Although there are signs of lingering inflation, prompting the market to cut hopes for a quick Fed rate cut, investor confidence remains strong.
Data released on Friday showed that the Fed's favored inflation rate for personal consumption expenditures (PCE) was 2.5 percentage points in February, up 0.1 percentage points from the previous month.
The figure was in line with expectations due to the impact of higher fuel prices. However, it was still 2 percentage points above the central bank's target.
Speaking at a meeting of the San Francisco Fed on Friday, San Francisco Fed matriarch Jerome Powell said the latest data were "basically in line with our expectations," adding that "we don't need to be worried about growth: "We don't need to rush into cuts."
Fed officials have signaled three rate cuts in 2024, and markets expect the central bank to begin easing monetary policy in June.
Michael Pearce of Oxford Economics said: 'The easing of labor market conditions, stable inflation expectations, and the possibility of future rental deflation lead us to believe that the inflation trend will remain slightly lower this year.
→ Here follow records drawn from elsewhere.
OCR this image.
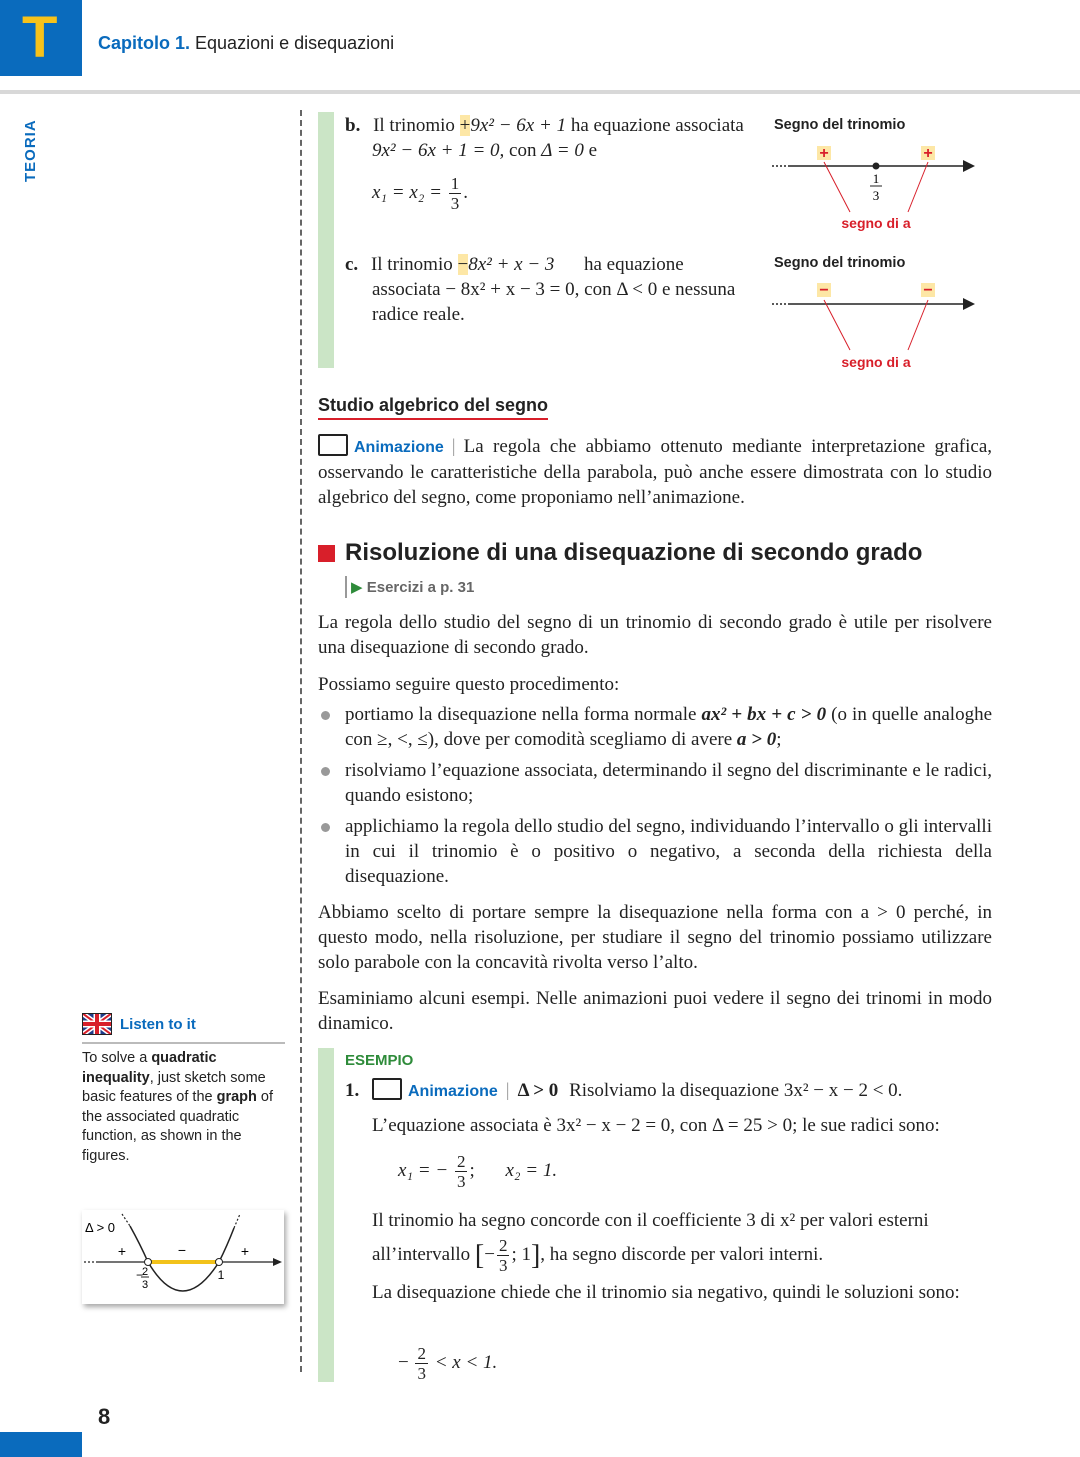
T Capitolo 1. Equazioni e disequazioni
TEORIA	b. Il trinomio +9x² − 6x + 1 ha equazione associata
9x² − 6x + 1 = 0, con Δ = 0 e
$x_1 = x_2 = \frac{1}{3}$ .
Segno del trinomio
+	+
1
3
segno di a
c. Il trinomio −8x² + x − 3	ha equazione associata − 8x² + x − 3 = 0, con Δ < 0 e nessuna radice reale.
Segno del trinomio
−	−
segno di a
Studio algebrico del segno
Animazione | La regola che abbiamo ottenuto mediante interpretazione grafica, osservando le caratteristiche della parabola, può anche essere dimostrata con lo studio algebrico del segno, come proponiamo nell’animazione.
Risoluzione di una disequazione di secondo grado
▶ Esercizi a p. 31
La regola dello studio del segno di un trinomio di secondo grado è utile per risolvere una disequazione di secondo grado.
Possiamo seguire questo procedimento:
portiamo la disequazione nella forma normale ax² + bx + c > 0 (o in quelle analoghe con ≥, <, ≤), dove per comodità scegliamo di avere a > 0;
risolviamo l’equazione associata, determinando il segno del discriminante e le radici, quando esistono;
applichiamo la regola dello studio del segno, individuando l’intervallo o gli intervalli in cui il trinomio è o positivo o negativo, a seconda della richiesta della disequazione.
Abbiamo scelto di portare sempre la disequazione nella forma con a > 0 perché, in questo modo, nella risoluzione, per studiare il segno del trinomio possiamo utilizzare solo parabole con la concavità rivolta verso l’alto.
Esaminiamo alcuni esempi. Nelle animazioni puoi vedere il segno dei trinomi in modo dinamico.
Listen to it
To solve a quadratic inequality, just sketch some basic features of the graph of the associated quadratic function, as shown in the figures.
Δ > 0
+	−	+
−
2
3
1
ESEMPIO
1.	Animazione | Δ > 0 Risolviamo la disequazione 3x² − x − 2 < 0.
L’equazione associata è 3x² − x − 2 = 0, con Δ = 25 > 0; le sue radici sono:
x₁ = − $\frac{2}{3}$ ; x₂ = 1.
Il trinomio ha segno concorde con il coefficiente 3 di x² per valori esterni
all’intervallo [− $\frac{2}{3}$ ; 1], ha segno discorde per valori interni.
La disequazione chiede che il trinomio sia negativo, quindi le soluzioni sono:
− $\frac{2}{3} < x < 1$.
8
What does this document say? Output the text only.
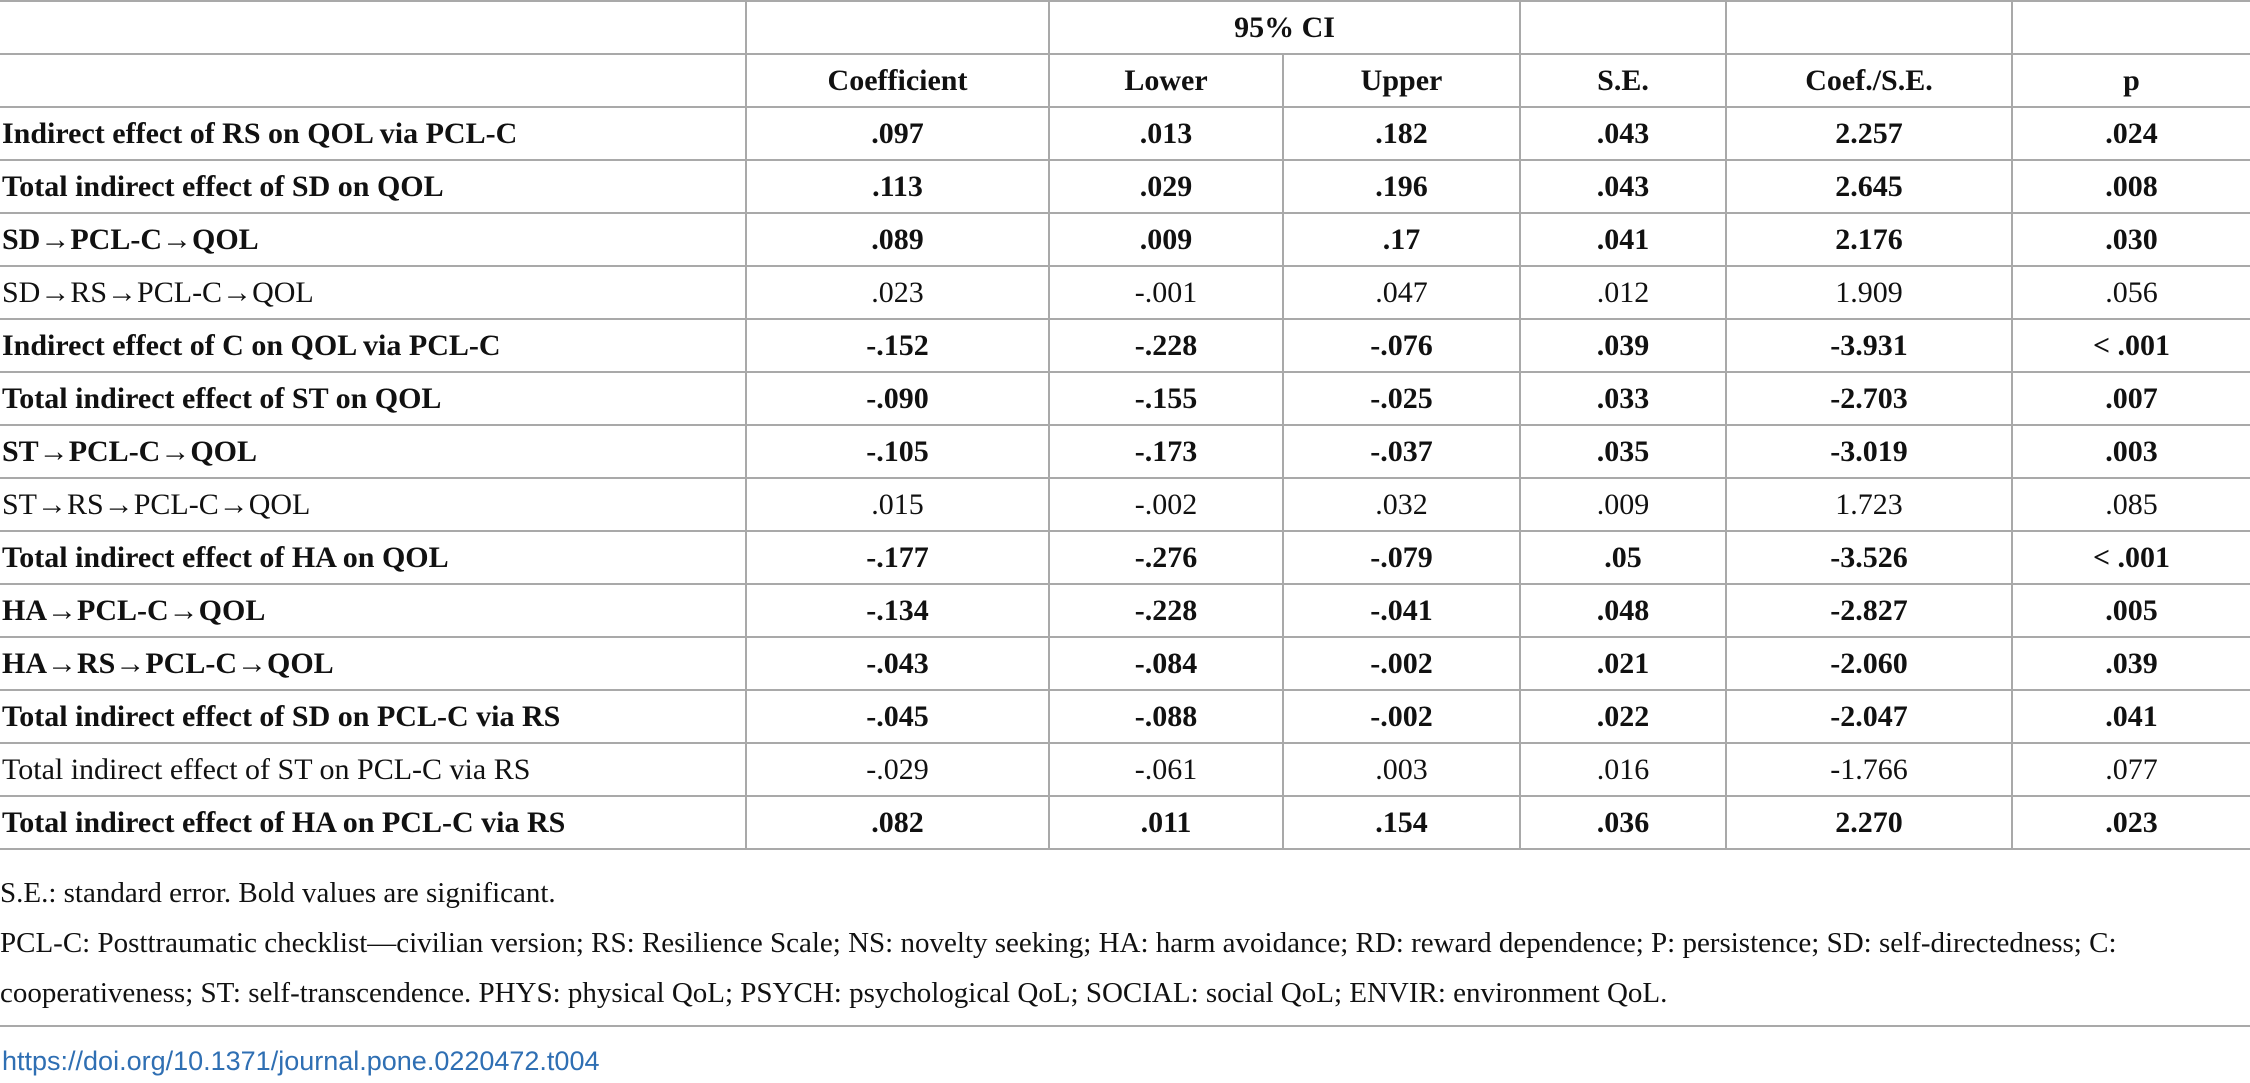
		95% CI				
	Coefficient	Lower	Upper	S.E.	Coef./S.E.	p
Indirect effect of RS on QOL via PCL-C	.097	.013	.182	.043	2.257	.024
Total indirect effect of SD on QOL	.113	.029	.196	.043	2.645	.008
SD→PCL-C→QOL	.089	.009	.17	.041	2.176	.030
SD→RS→PCL-C→QOL	.023	-.001	.047	.012	1.909	.056
Indirect effect of C on QOL via PCL-C	-.152	-.228	-.076	.039	-3.931	< .001
Total indirect effect of ST on QOL	-.090	-.155	-.025	.033	-2.703	.007
ST→PCL-C→QOL	-.105	-.173	-.037	.035	-3.019	.003
ST→RS→PCL-C→QOL	.015	-.002	.032	.009	1.723	.085
Total indirect effect of HA on QOL	-.177	-.276	-.079	.05	-3.526	< .001
HA→PCL-C→QOL	-.134	-.228	-.041	.048	-2.827	.005
HA→RS→PCL-C→QOL	-.043	-.084	-.002	.021	-2.060	.039
Total indirect effect of SD on PCL-C via RS	-.045	-.088	-.002	.022	-2.047	.041
Total indirect effect of ST on PCL-C via RS	-.029	-.061	.003	.016	-1.766	.077
Total indirect effect of HA on PCL-C via RS	.082	.011	.154	.036	2.270	.023

S.E.: standard error. Bold values are significant.

PCL-C: Posttraumatic checklist—civilian version; RS: Resilience Scale; NS: novelty seeking; HA: harm avoidance; RD: reward dependence; P: persistence; SD: self-directedness; C: cooperativeness; ST: self-transcendence. PHYS: physical QoL; PSYCH: psychological QoL; SOCIAL: social QoL; ENVIR: environment QoL.

https://doi.org/10.1371/journal.pone.0220472.t004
"This should be enough to give the Fed the confidence to start removing some of the tightening later this year, and as much as possible, the tutelage of the economy means that policymakers are in no hurry."
Dan Coatsworth, investment analyst at AJ Bell, says: "Investor sentiment has improved over the past six months thanks to growing expectations of central bank rate cuts.
"Investors are happy to take on more risk, partly driven by lower interest rates on cash savings, which has prompted more people to invest in equities in search of better returns.
"This confidence helps push valuations higher, but it also raises the prospect that if inflation is firmer than expected and the Fed fails to adjust monetary policy soon, then the market may find it difficult to continue its upward march."